Farsighted people, on average, do not test at better than 20/20. People who do test better than 20/20 generally have no optical defects at all. And the Snell chart (basis for “20/xx”) is read at 20 feet, not 20 yards.
If you wanted to extend the 20/20 method to farsightedness, I think one way to do that would be to decrease the first number, like 10/20 - what most people can see at 10 feet, you have to be 20 feet away to see clearly. However, there are at least two problems -
You have to give up keeping the first number constant as a standard should be.
I’m guessing farsightedness is very rarely as extreme as that.
I hope that you must have either misunderstood the doctor, or else you meant to type 20/60. 20/20 is considered normal vision. At 20/200, you can be considered “legally blind”. At 20/600?..Well, let’s just say that’s really, really bad. :eek:
20/200 is “legally blind” if that’s your best corrected acuity. 20/600 translates to roughly -5.00 diopters (for myopia), and both lenses of my prescription are stronger than that. It’s poor vision, but nothing like post-cataract vision. If your vision is correctable to 20/20 with glasses or contacts, that’s the only number that counts.
I don’t know what “legally blind” signifies in any meaningful sense, because even though I’m “off the charts” so-to-speak, as long as your vision is correctible, you’re not “legally” anything.
This is according to my eye doctor who, in response to my “What my 20/X vision?” question, put up the BIG E and asked “Can you see that Big E?” I couldn’t (except as a big fuzzy black spider thingy), so I was “off the chart”.
[hj]Whoop! I ordered my new glasses today! Makes no real difference to me, but Wifey likes the narrow, frameless, sexy ones so that’s what I got.[/hj]
I have bad eyes. According to Nametag, it’s even worse than I thought. I don’t remember my exact prescription but I know that both eyes require at least 8 diopters of correction.
Yeah, you’re working up to 20/1000 territory. Cataract lenses can be as strong as 30 - 40 diopters – at that point, 20/whatever is pretty meaningless. There’s no “normal vision” comparison of what a post-cataract patient can (well, can’t) see at 20 feet.
Yes, the Wiki link quoted above regarding being “legally blind” specifically states that you are only if that’s your best corrected vision. I work in an ophthalmology department, and at least one of our retinal specialist doctors will confuse the hell out of patients by complimenting their (best-corrected) vision when it’s 20/20 or better. Of course, they’re thinking about how strong their glasses are, but in comparison to patients he sees who are often “legally blind” at best-corrected, or at the “count fingers at 1 foot away” or worse level, having to wear glasses to get perfect vision isn’t seen as that big of a deal by a lot of ophthalmologists.
The Snellen fraction (“20/whatever”) is a rough shorthand way of describing vision, but isn’t nearly as useful as the “prescription” from a refraction.

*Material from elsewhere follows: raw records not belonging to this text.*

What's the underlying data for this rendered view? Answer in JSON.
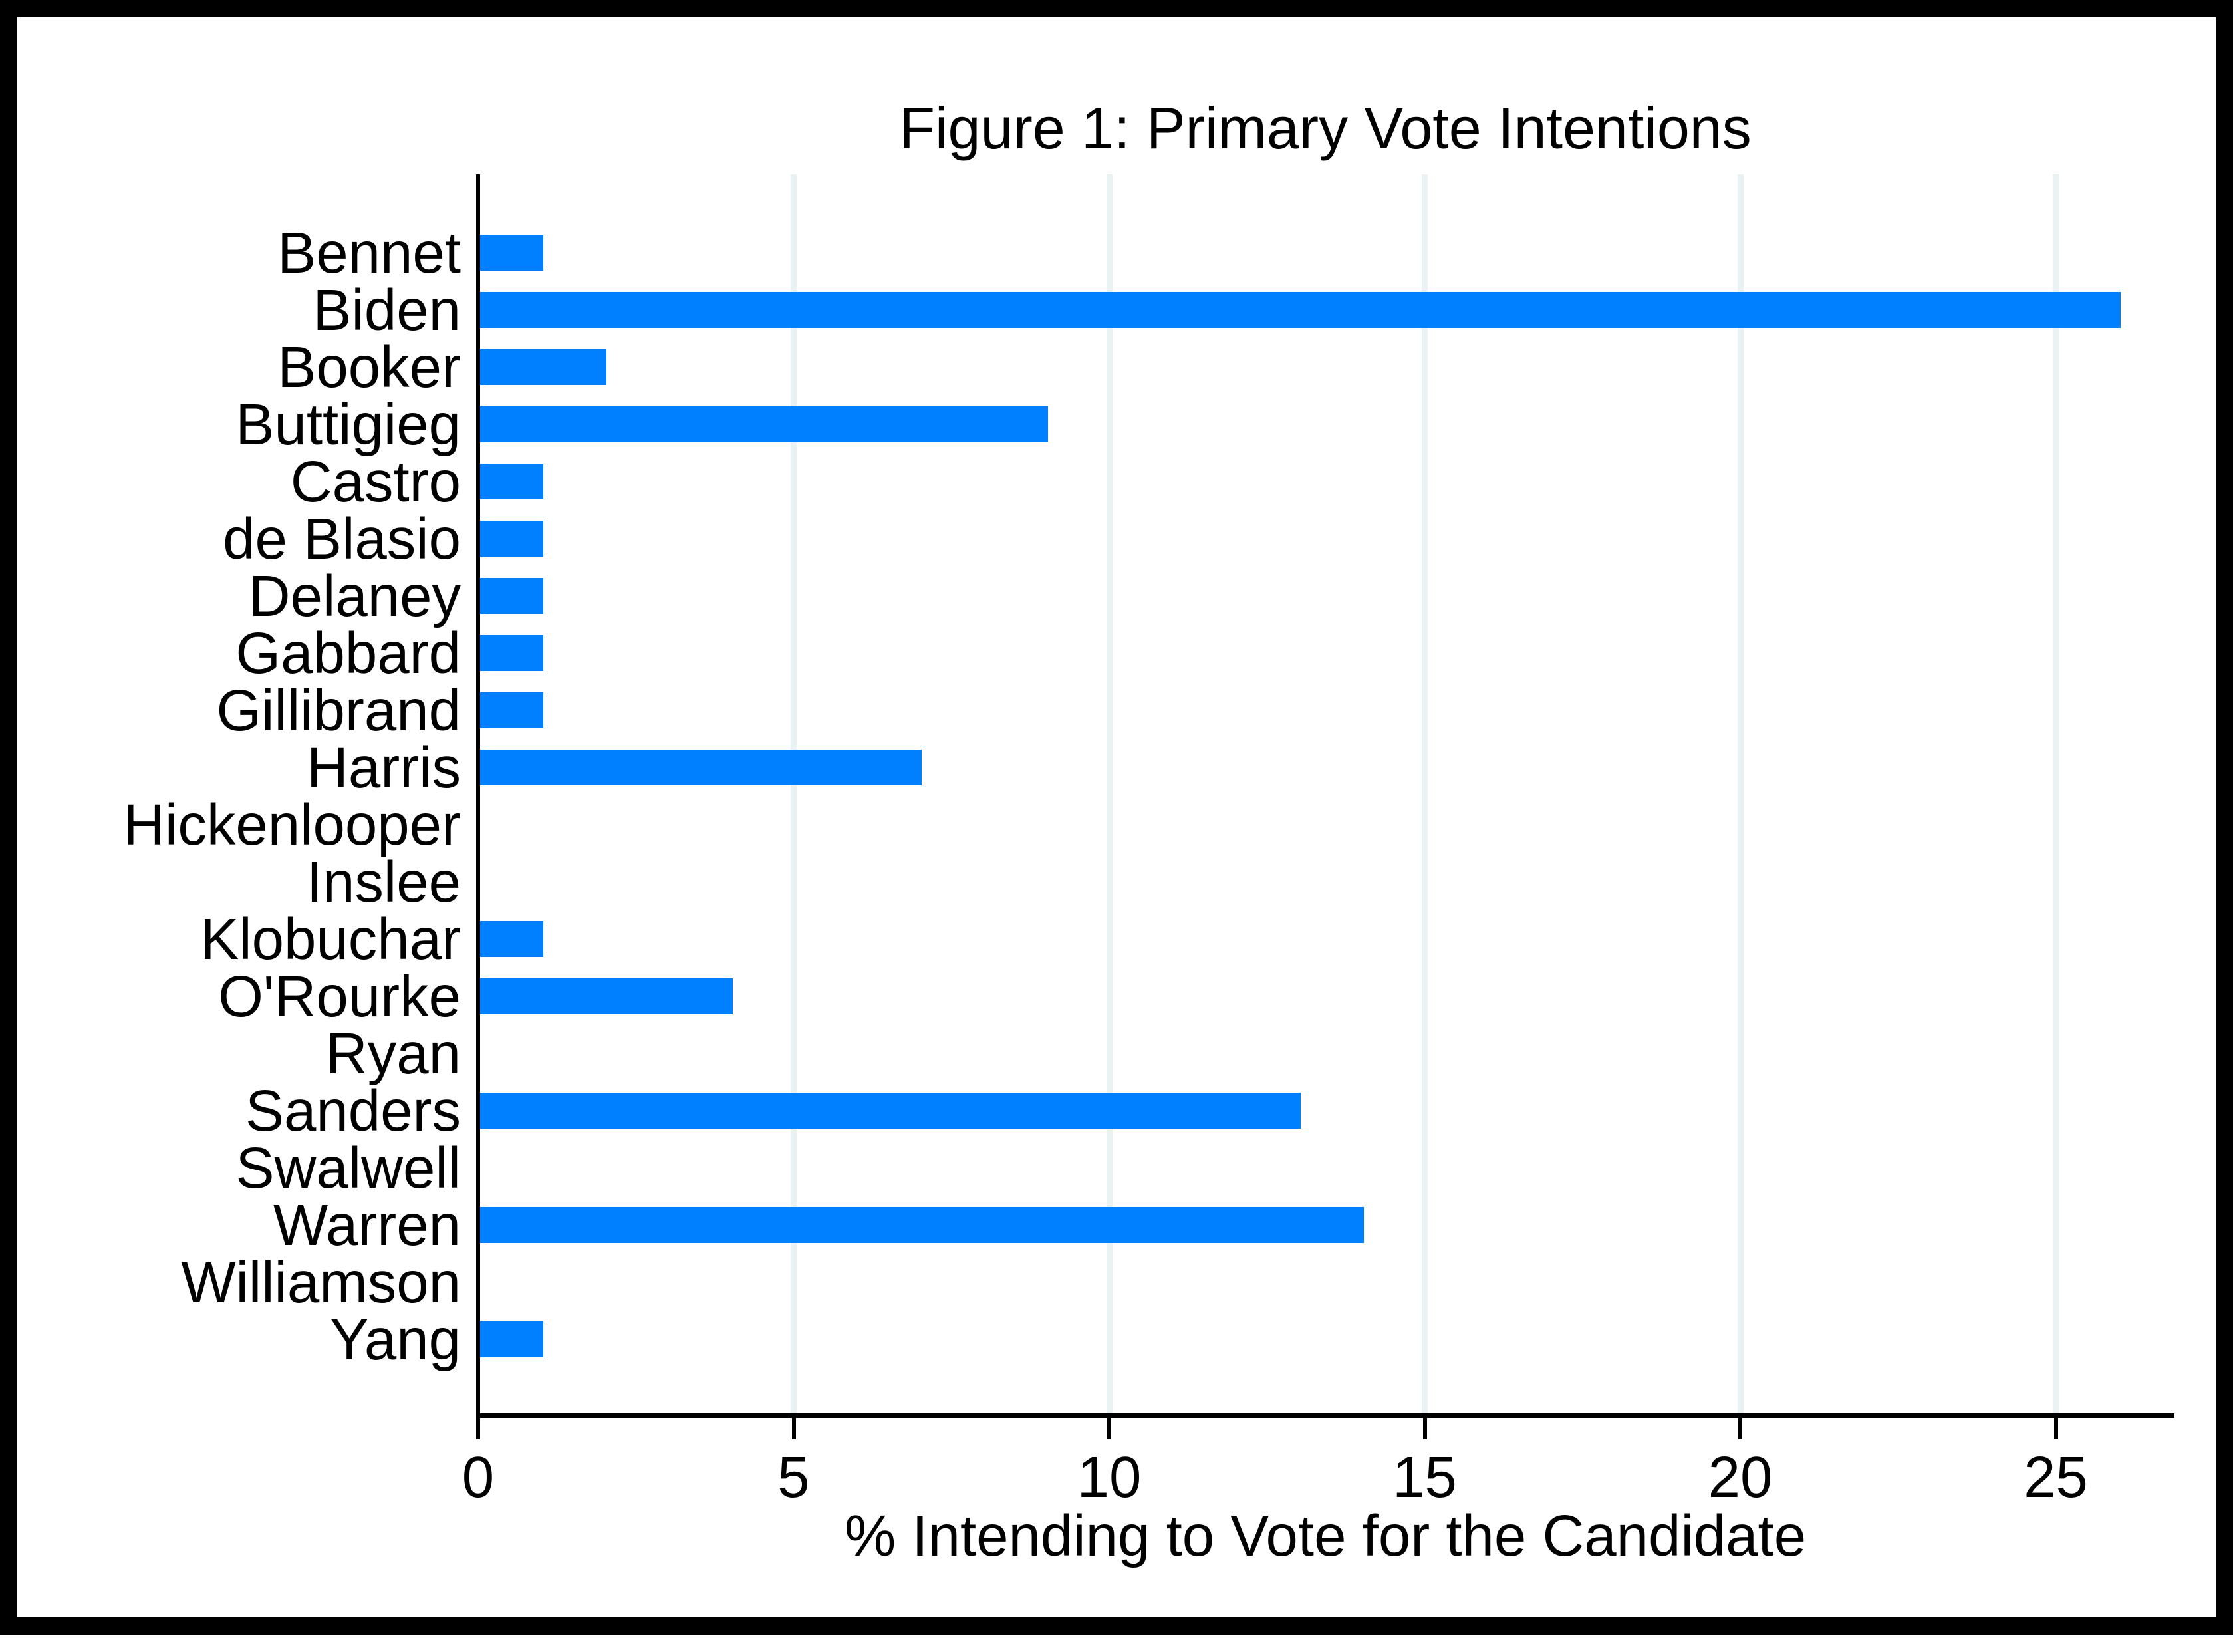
{
  "chart_data": {
    "type": "bar",
    "orientation": "horizontal",
    "title": "Figure 1: Primary Vote Intentions",
    "xlabel": "% Intending to Vote for the Candidate",
    "categories": [
      "Bennet",
      "Biden",
      "Booker",
      "Buttigieg",
      "Castro",
      "de Blasio",
      "Delaney",
      "Gabbard",
      "Gillibrand",
      "Harris",
      "Hickenlooper",
      "Inslee",
      "Klobuchar",
      "O'Rourke",
      "Ryan",
      "Sanders",
      "Swalwell",
      "Warren",
      "Williamson",
      "Yang"
    ],
    "values": [
      1,
      26,
      2,
      9,
      1,
      1,
      1,
      1,
      1,
      7,
      0,
      0,
      1,
      4,
      0,
      13,
      0,
      14,
      0,
      1
    ],
    "xticks": [
      0,
      5,
      10,
      15,
      20,
      25
    ],
    "xlim": [
      0,
      26.9
    ],
    "grid": true,
    "legend": null,
    "colors": {
      "bar": "#0080fe",
      "gridline": "#eaf2f3",
      "axis": "#000000",
      "text": "#000000",
      "background": "#ffffff",
      "frame": "#000000"
    }
  }
}
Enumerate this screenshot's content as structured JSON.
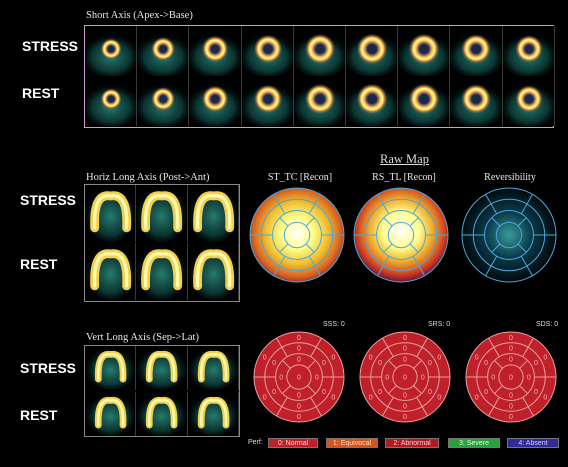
{
  "short_axis": {
    "title": "Short Axis (Apex->Base)",
    "stress_label": "STRESS",
    "rest_label": "REST"
  },
  "horiz_long_axis": {
    "title": "Horiz Long Axis (Post->Ant)",
    "stress_label": "STRESS",
    "rest_label": "REST"
  },
  "vert_long_axis": {
    "title": "Vert Long Axis (Sep->Lat)",
    "stress_label": "STRESS",
    "rest_label": "REST"
  },
  "raw_map": {
    "title": "Raw Map",
    "maps": [
      {
        "title": "ST_TC [Recon]"
      },
      {
        "title": "RS_TL [Recon]"
      },
      {
        "title": "Reversibility"
      }
    ]
  },
  "scores": {
    "sss": "SSS: 0",
    "srs": "SRS: 0",
    "sds": "SDS: 0"
  },
  "segment_value": "0",
  "legend": {
    "label": "Perf:",
    "items": [
      {
        "text": "0: Normal",
        "color": "#c0202a",
        "text_color": "#ffd0d0"
      },
      {
        "text": "1: Equivocal",
        "color": "#d4551c",
        "text_color": "#ffe0c0"
      },
      {
        "text": "2: Abnormal",
        "color": "#b01a20",
        "text_color": "#ffc8c8"
      },
      {
        "text": "3: Severe",
        "color": "#28a040",
        "text_color": "#d0ffd0"
      },
      {
        "text": "4: Absent",
        "color": "#302a9a",
        "text_color": "#d0d0ff"
      }
    ]
  }
}
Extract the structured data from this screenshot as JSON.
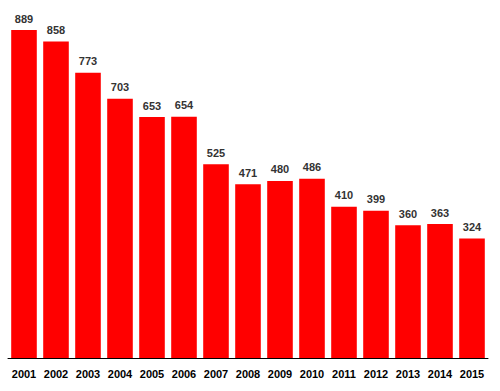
{
  "chart_data": {
    "type": "bar",
    "categories": [
      "2001",
      "2002",
      "2003",
      "2004",
      "2005",
      "2006",
      "2007",
      "2008",
      "2009",
      "2010",
      "2011",
      "2012",
      "2013",
      "2014",
      "2015"
    ],
    "values": [
      889,
      858,
      773,
      703,
      653,
      654,
      525,
      471,
      480,
      486,
      410,
      399,
      360,
      363,
      324
    ],
    "color": "#ff0000",
    "ylim": [
      0,
      900
    ],
    "grid": false,
    "data_labels": true,
    "tick_labels": "x"
  }
}
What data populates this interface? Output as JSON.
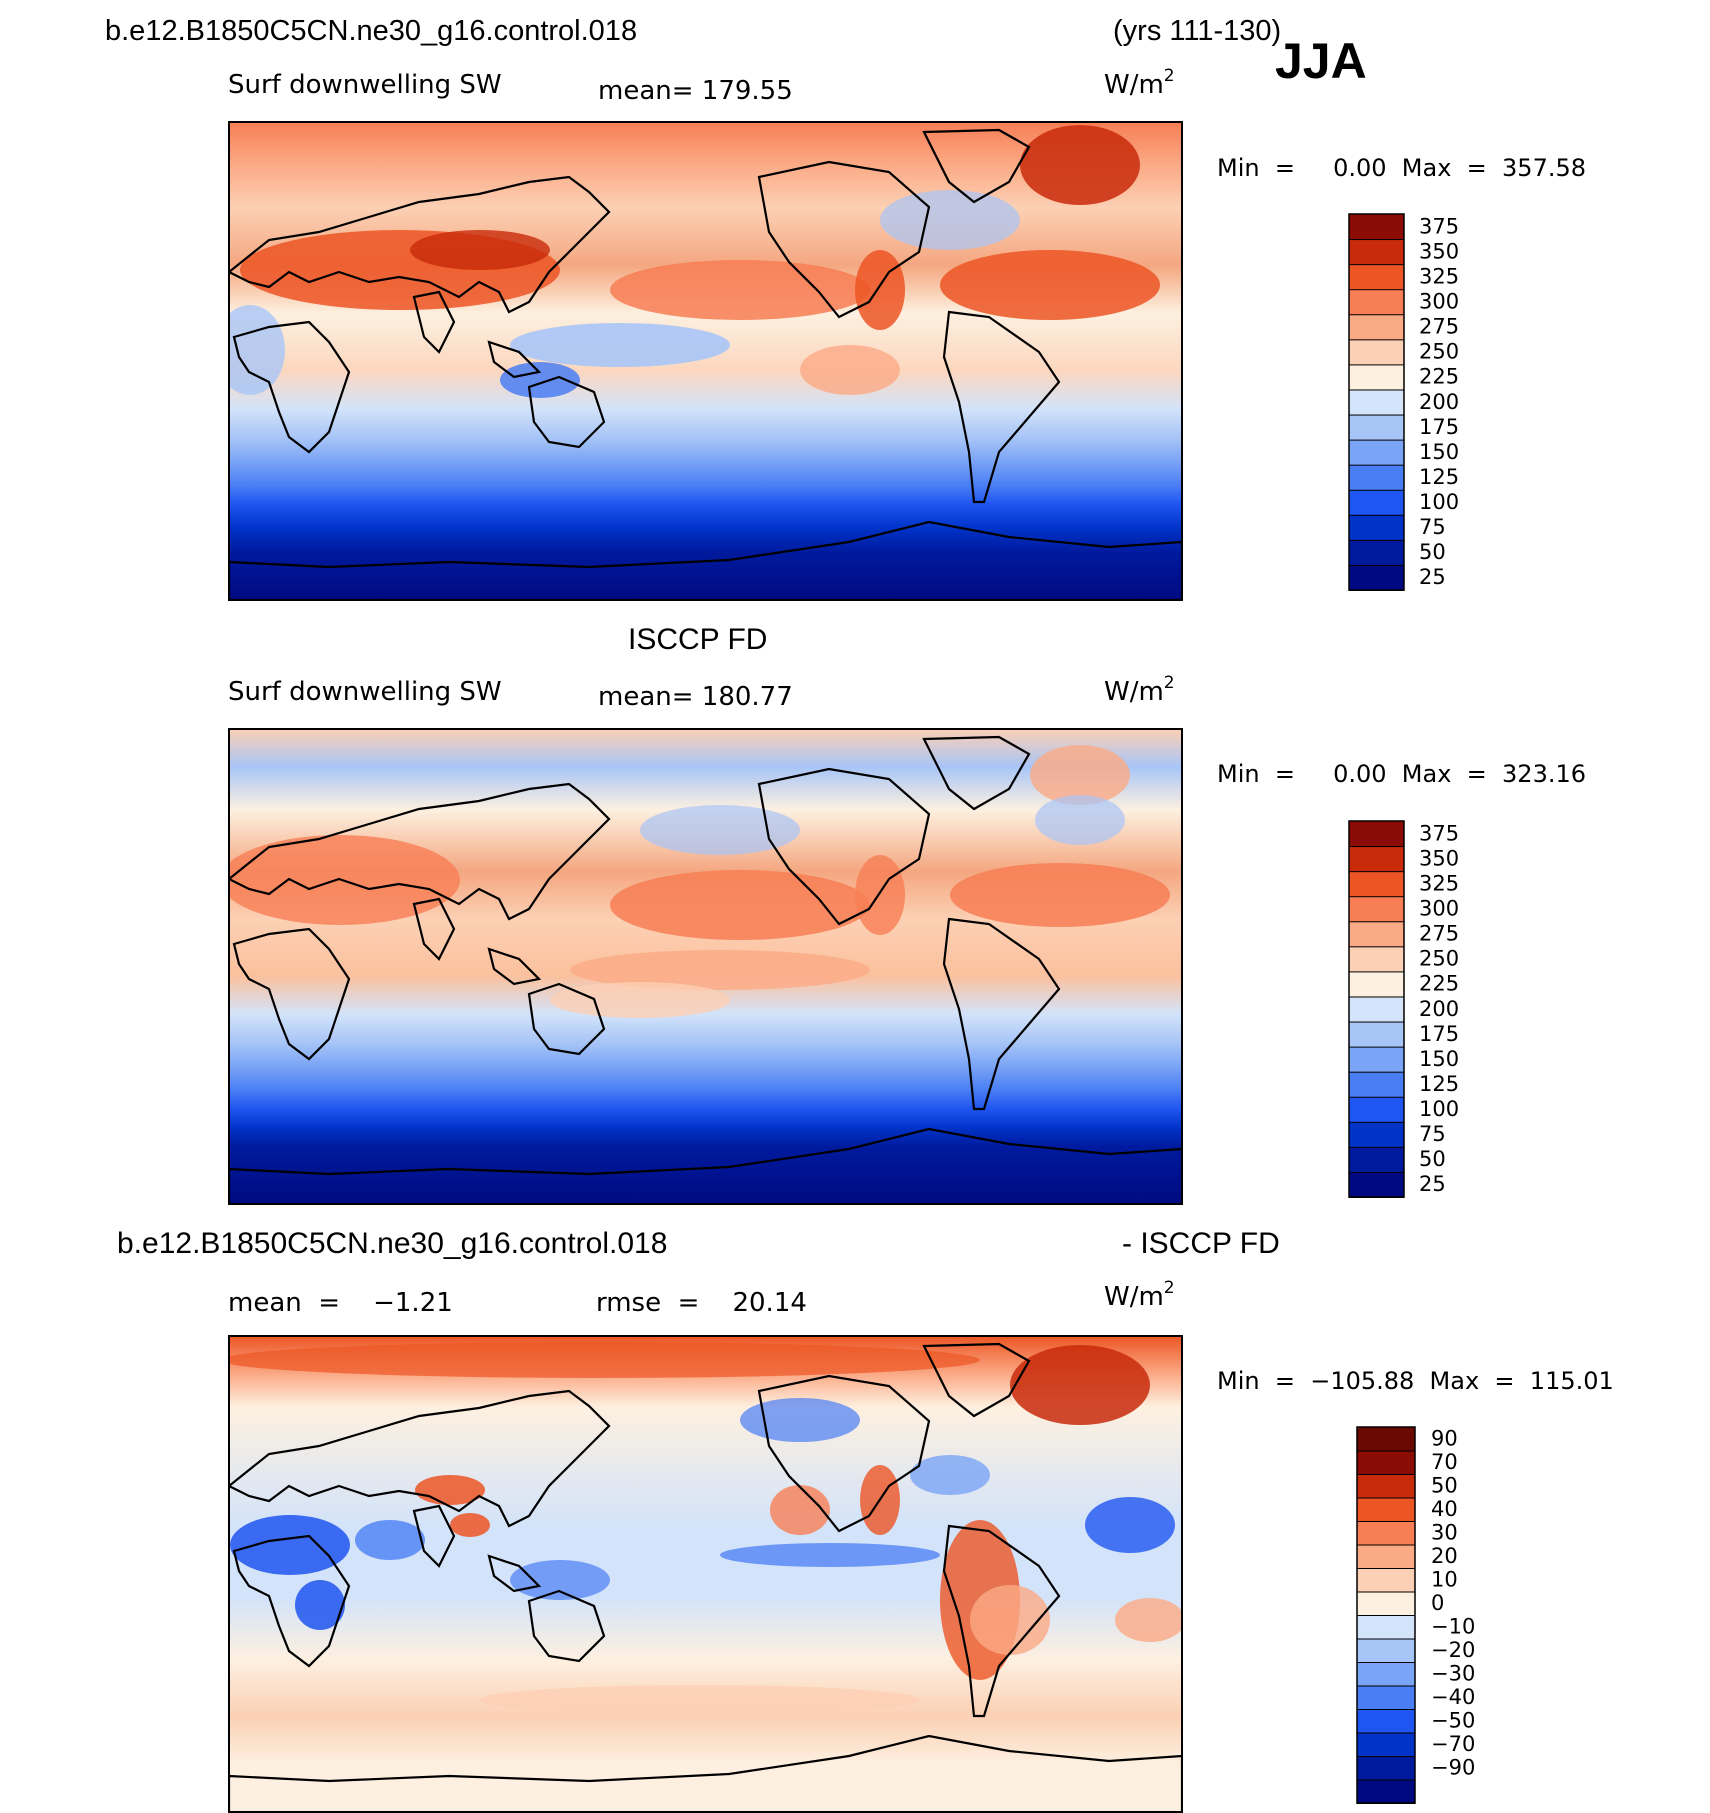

I should mention that there are two broad areas of poor vision. The first area is the largely correctable “refractive error” – myopia, hyperopia, astigmatism, and presbyopia. All of these can be treated with glasses, contacts, laser surgery, or some combination thereof.
The second area is “low vision”; this catch-all term includes cataracts, degenerative eye diseases, and eye injuries. While there are medical or surgical treatments that can reverse or or halt some of the damage from some of these conditions, low vision patients are generally stuck with an uncorrectable loss of acuity that can only be coped with. From these ranks come the “legally blind”; no matter what kind of glasses they wear, their acuity will never be better than 20/200, and their lives are spent working around the disability or restricting their activities.